Beside the detox closet was a normal shower unit. Built to accommodate the bulkiest of men, it was luxuriously large for Hera. ‘Turn up the music, Alan. I’m going to take a shower.’ Obediently the level increased. Moments later, had anyone been listening, the sound of the music was joined by the sound of water and then by the warbling contralto of Hera.
In the song cycle the sea was gradually turning from green to grey.
The shower did not last long, but was effective for all that. Hera gave herself the pleasure of a long slow dry under the heater fans. She emerged c
lean and dry but with her hair hidden beneath a shower cap. It was still pinned back in the tight no-nonsense bob she preferred – except when she slept.
Clad now in only the light cotton pyjamas that were all she wore inside the SAS, a towel round her neck and with her feet bare, Hera ran up the spiral stairway that led to the control cabin. Apart from narrow structural panels which curved up to form the roof, the control room offered a 360-degree view. All the windows were dark.
Two small tri-vid screens occupied the space to the side of the main control consul. One of these had a wide cone of vision which could show what was happening to the sides and below the flyer.

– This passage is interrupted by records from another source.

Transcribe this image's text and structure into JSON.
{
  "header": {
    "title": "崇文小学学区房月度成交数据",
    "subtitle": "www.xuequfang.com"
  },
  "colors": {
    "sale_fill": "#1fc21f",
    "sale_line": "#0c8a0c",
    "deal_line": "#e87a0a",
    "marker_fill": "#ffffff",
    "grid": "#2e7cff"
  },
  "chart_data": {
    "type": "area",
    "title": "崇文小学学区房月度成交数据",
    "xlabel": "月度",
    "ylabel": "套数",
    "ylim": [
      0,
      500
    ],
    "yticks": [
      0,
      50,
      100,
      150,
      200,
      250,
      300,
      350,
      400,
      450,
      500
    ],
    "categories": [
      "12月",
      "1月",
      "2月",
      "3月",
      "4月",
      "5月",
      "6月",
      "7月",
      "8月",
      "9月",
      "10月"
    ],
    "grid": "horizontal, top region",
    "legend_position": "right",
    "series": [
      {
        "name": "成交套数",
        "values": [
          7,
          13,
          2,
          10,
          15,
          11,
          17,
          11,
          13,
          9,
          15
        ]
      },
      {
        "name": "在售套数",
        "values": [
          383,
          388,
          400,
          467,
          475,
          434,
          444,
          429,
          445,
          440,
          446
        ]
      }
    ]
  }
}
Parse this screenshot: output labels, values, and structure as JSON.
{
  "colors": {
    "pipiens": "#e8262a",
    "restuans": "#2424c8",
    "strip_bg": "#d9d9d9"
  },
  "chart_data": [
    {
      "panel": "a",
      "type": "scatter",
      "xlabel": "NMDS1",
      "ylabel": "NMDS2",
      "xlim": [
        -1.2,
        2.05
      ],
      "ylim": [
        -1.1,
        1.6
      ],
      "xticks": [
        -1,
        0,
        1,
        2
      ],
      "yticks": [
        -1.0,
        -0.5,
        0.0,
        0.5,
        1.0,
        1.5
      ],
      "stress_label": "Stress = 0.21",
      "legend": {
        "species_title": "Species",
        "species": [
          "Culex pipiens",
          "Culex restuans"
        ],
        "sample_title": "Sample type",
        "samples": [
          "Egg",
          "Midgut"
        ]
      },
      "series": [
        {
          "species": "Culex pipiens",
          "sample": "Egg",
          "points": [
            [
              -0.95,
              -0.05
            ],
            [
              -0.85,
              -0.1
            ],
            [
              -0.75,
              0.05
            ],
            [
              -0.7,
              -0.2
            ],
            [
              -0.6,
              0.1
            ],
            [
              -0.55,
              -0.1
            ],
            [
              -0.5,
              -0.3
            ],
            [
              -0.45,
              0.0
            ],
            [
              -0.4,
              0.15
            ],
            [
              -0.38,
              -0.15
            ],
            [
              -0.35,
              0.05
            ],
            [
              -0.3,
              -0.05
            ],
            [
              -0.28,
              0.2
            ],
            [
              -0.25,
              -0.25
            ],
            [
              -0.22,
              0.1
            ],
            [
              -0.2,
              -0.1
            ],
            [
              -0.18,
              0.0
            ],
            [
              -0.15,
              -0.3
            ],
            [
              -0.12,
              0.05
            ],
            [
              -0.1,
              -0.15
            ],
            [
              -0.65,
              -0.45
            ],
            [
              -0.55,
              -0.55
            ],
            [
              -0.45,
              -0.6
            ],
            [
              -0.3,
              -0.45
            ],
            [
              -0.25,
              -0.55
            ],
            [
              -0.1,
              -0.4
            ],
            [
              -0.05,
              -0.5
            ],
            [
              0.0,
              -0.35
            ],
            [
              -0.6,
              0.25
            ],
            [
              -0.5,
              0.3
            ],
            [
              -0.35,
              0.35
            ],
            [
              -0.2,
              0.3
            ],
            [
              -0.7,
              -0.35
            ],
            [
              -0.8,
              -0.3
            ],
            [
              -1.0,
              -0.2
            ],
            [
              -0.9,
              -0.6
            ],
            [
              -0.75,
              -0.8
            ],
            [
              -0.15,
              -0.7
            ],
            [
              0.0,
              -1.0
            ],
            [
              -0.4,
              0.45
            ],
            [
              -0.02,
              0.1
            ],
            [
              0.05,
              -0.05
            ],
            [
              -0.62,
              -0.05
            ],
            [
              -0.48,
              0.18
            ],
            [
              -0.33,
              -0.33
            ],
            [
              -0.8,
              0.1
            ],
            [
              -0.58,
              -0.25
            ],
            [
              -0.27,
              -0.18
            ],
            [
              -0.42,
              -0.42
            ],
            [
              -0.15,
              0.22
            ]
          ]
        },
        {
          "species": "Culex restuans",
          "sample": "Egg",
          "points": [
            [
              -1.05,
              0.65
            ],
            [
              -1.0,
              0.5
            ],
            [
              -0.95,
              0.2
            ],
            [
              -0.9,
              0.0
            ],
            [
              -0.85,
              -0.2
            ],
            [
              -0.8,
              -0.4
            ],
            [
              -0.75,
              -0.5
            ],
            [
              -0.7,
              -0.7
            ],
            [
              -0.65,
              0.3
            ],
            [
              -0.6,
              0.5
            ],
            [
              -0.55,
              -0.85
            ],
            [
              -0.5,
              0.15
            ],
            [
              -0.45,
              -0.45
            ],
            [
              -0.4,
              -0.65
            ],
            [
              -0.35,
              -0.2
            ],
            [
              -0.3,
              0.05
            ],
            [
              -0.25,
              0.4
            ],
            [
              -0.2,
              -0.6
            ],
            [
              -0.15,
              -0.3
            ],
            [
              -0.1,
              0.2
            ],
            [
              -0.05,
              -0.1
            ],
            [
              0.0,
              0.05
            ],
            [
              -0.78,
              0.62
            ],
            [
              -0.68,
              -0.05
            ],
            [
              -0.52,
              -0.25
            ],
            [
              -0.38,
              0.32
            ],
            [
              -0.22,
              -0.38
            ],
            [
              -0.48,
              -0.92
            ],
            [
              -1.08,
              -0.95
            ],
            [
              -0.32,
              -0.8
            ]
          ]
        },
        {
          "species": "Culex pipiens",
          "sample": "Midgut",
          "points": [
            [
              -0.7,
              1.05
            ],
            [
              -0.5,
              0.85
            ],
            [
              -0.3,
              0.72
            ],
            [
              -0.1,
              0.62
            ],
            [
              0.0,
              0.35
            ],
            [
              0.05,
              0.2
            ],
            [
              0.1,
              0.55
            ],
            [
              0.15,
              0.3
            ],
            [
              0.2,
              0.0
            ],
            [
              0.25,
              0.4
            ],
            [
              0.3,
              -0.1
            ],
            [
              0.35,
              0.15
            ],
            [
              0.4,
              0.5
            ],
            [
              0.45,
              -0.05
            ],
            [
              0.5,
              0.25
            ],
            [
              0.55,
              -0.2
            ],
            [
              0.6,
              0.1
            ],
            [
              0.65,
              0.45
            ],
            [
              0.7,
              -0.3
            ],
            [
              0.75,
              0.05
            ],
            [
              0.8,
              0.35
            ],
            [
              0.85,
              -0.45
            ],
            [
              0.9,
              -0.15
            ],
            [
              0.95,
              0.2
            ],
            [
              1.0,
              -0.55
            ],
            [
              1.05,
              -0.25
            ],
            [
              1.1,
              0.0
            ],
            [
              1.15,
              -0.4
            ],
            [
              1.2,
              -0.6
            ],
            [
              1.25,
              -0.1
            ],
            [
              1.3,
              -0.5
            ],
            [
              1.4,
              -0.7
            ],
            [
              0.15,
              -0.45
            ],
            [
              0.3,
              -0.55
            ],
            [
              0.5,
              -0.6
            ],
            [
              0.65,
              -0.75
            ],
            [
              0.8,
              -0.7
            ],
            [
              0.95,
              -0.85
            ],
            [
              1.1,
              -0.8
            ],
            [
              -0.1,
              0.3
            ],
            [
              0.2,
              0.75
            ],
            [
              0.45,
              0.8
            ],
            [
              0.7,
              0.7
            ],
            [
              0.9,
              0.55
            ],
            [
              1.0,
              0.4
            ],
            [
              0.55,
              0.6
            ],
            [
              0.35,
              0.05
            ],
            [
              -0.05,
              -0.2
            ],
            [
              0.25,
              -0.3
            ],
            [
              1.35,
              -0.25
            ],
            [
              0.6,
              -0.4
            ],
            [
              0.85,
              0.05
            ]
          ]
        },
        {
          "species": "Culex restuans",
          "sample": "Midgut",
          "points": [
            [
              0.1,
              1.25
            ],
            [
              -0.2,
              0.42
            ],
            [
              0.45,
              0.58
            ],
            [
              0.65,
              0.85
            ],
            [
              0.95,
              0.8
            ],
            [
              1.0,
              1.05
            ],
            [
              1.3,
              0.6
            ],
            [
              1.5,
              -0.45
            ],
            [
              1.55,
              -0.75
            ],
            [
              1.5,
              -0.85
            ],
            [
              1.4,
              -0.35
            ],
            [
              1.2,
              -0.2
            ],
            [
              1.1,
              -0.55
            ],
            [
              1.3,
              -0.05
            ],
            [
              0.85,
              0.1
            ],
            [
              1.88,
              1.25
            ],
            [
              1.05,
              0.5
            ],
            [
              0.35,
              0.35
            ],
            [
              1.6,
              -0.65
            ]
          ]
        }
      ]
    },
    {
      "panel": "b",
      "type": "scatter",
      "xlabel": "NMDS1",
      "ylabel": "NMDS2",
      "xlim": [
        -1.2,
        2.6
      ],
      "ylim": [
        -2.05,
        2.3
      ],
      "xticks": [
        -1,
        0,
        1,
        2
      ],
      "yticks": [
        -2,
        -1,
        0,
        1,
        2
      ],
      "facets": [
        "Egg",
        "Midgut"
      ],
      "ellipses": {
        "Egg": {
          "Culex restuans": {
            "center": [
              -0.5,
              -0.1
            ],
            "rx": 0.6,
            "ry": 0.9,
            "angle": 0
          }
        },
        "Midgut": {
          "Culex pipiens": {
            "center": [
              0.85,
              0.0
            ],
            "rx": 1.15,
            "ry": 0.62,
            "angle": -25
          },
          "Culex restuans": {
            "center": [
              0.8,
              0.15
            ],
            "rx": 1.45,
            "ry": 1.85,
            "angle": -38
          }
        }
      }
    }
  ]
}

It possessed frequency filters that were permanently scanning and which, at optimum sensitivity, could have revealed any residual heat resulting from Hera’s footsteps as she approached the SAS. The other screen operated only in the visual spectrum and was fitted with a powerful telescopic lens which could explore above or below.
Every effort had been taken to make the cabin comfortable and cheerful. Colours were bright, edges were rounded and surfaces were firm rather than hard. The control chair had been tailored to suit Hera’s size. It could tilt back to provide a bed or, when configured as a chair, could swivel and glide over the floor. But it was always anchored by magnetic clamps, which would lock in the event of a sudden tilt or shock. Hera perched in the chair and studied her clean pink fingernails, noticing that one was very ridged. ‘Now what does that mean?’ she wondered out loud.